Monday, November 28, 2011

Saving the Euro

Greece and Italy have been handed over to technocrats, tasked with taking the difficult steps that politicians find impossible. Democracy, clearly, is incompatible with austerity. Make people suffer (most often for the sins of economic elites,) and they vote you out of office. It's as simple as that.

In Spain, the Socialists have been replaced by the center-right Partido Popular — not because Spaniards have suddenly become more conservative, mind you, but because the Socialists were presiding over the austerities forced on Spain by other Eurozone countries (mostly Germany.) Since the Popular Party will be obliged to continue the same unpopular policies the Socialists began, we can expect it to get a lot less popular in short order. Watch out, amigos, here comes another technocrat.

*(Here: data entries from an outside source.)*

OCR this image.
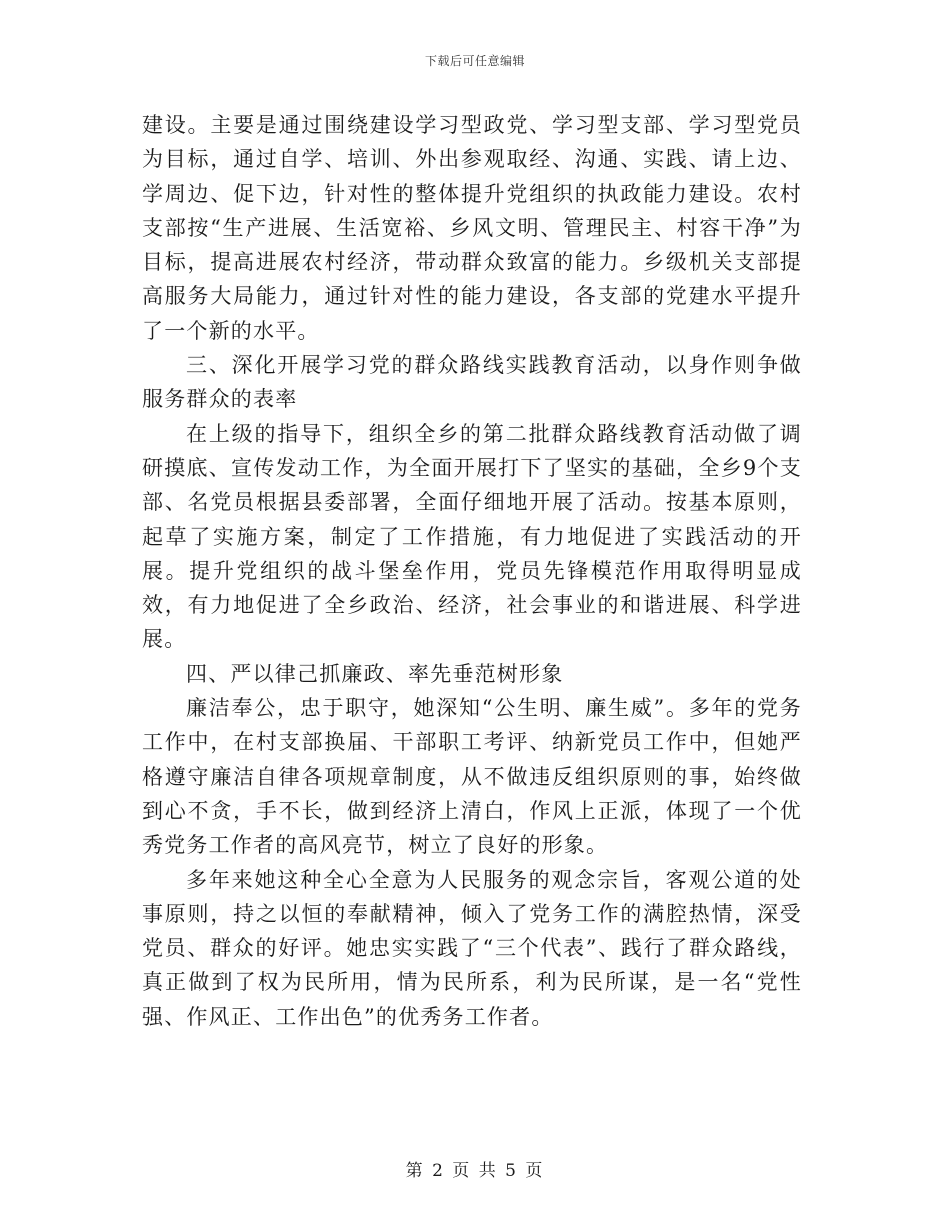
下载后可任意编辑

建设。主要是通过围绕建设学习型政党、学习型支部、学习型党员为目标，通过自学、培训、外出参观取经、沟通、实践、请上边、学周边、促下边，针对性的整体提升党组织的执政能力建设。农村支部按“生产进展、生活宽裕、乡风文明、管理民主、村容干净”为目标，提高进展农村经济，带动群众致富的能力。乡级机关支部提高服务大局能力，通过针对性的能力建设，各支部的党建水平提升了一个新的水平。

三、深化开展学习党的群众路线实践教育活动，以身作则争做服务群众的表率

在上级的指导下，组织全乡的第二批群众路线教育活动做了调研摸底、宣传发动工作，为全面开展打下了坚实的基础，全乡9个支部、名党员根据县委部署，全面仔细地开展了活动。按基本原则，起草了实施方案，制定了工作措施，有力地促进了实践活动的开展。提升党组织的战斗堡垒作用，党员先锋模范作用取得明显成效，有力地促进了全乡政治、经济，社会事业的和谐进展、科学进展。

四、严以律己抓廉政、率先垂范树形象

廉洁奉公，忠于职守，她深知“公生明、廉生威”。多年的党务工作中，在村支部换届、干部职工考评、纳新党员工作中，但她严格遵守廉洁自律各项规章制度，从不做违反组织原则的事，始终做到心不贪，手不长，做到经济上清白，作风上正派，体现了一个优秀党务工作者的高风亮节，树立了良好的形象。

多年来她这种全心全意为人民服务的观念宗旨，客观公道的处事原则，持之以恒的奉献精神，倾入了党务工作的满腔热情，深受党员、群众的好评。她忠实实践了“三个代表”、践行了群众路线，真正做到了权为民所用，情为民所系，利为民所谋，是一名“党性强、作风正、工作出色”的优秀务工作者。

第 2 页 共 5 页
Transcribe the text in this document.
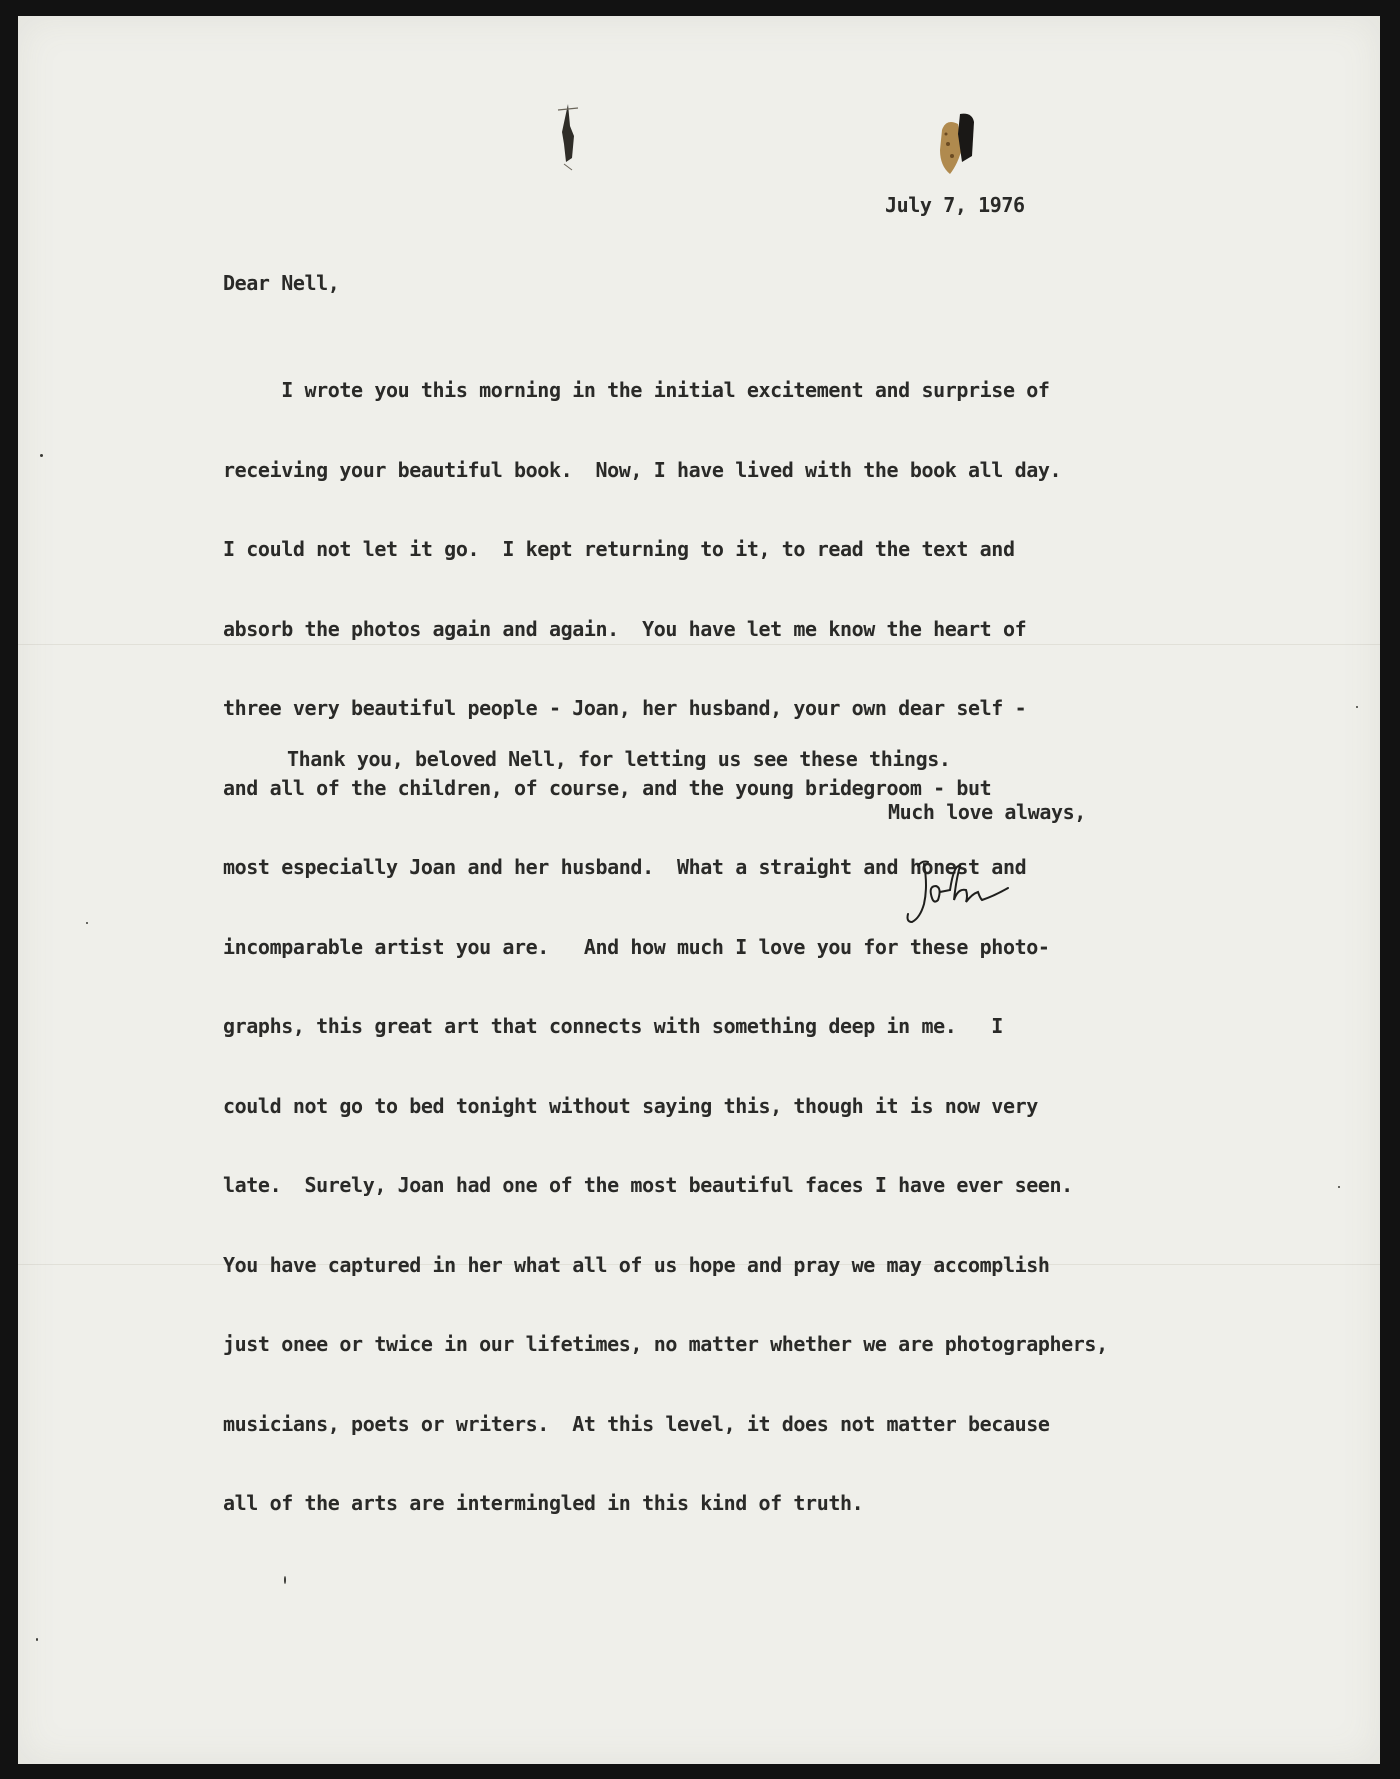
July 7, 1976

Dear Nell,

I wrote you this morning in the initial excitement and surprise of

receiving your beautiful book.  Now, I have lived with the book all day.

I could not let it go.  I kept returning to it, to read the text and

absorb the photos again and again.  You have let me know the heart of

three very beautiful people - Joan, her husband, your own dear self -

and all of the children, of course, and the young bridegroom - but

most especially Joan and her husband.  What a straight and honest and

incomparable artist you are.   And how much I love you for these photo-

graphs, this great art that connects with something deep in me.   I

could not go to bed tonight without saying this, though it is now very

late.  Surely, Joan had one of the most beautiful faces I have ever seen.

You have captured in her what all of us hope and pray we may accomplish

just onee or twice in our lifetimes, no matter whether we are photographers,

musicians, poets or writers.  At this level, it does not matter because

all of the arts are intermingled in this kind of truth.

Thank you, beloved Nell, for letting us see these things.

Much love always,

As for mes amis en France, your turn will come as well. Sarkozy is not long for power, and nobody in French politics will want to take responsibility for austerity measures. Yet another European technocracy would not be a surprise.

The source of all the unpopular austerity is Germany. The eternally anal-retentive Germans just can't stand it that their neighbors to the south were inclined to spend more than they earned. Their disapproval goes beyond the economic: it is moral disapproval. Since the southerners were so profligate and generally naughty, Germans feel, they don't deserve to be bailed out. Most Germans probably believe they ought to be birched on their bottoms.


As I see it, the most straightforward way to save the Euro is for Germany to drop out and return to the deutschmark. Maybe they can form a monetary union with the Netherlands, Europe's other economically responsible country. After that, the rest of the Eurozone can inflate its way out of debt.

Word is that there are some financial whiz kids in Germany quietly thinking through this solution. It's extreme, but if the German ants won't save their grasshopper neighbors, it may be the only remaining possibility.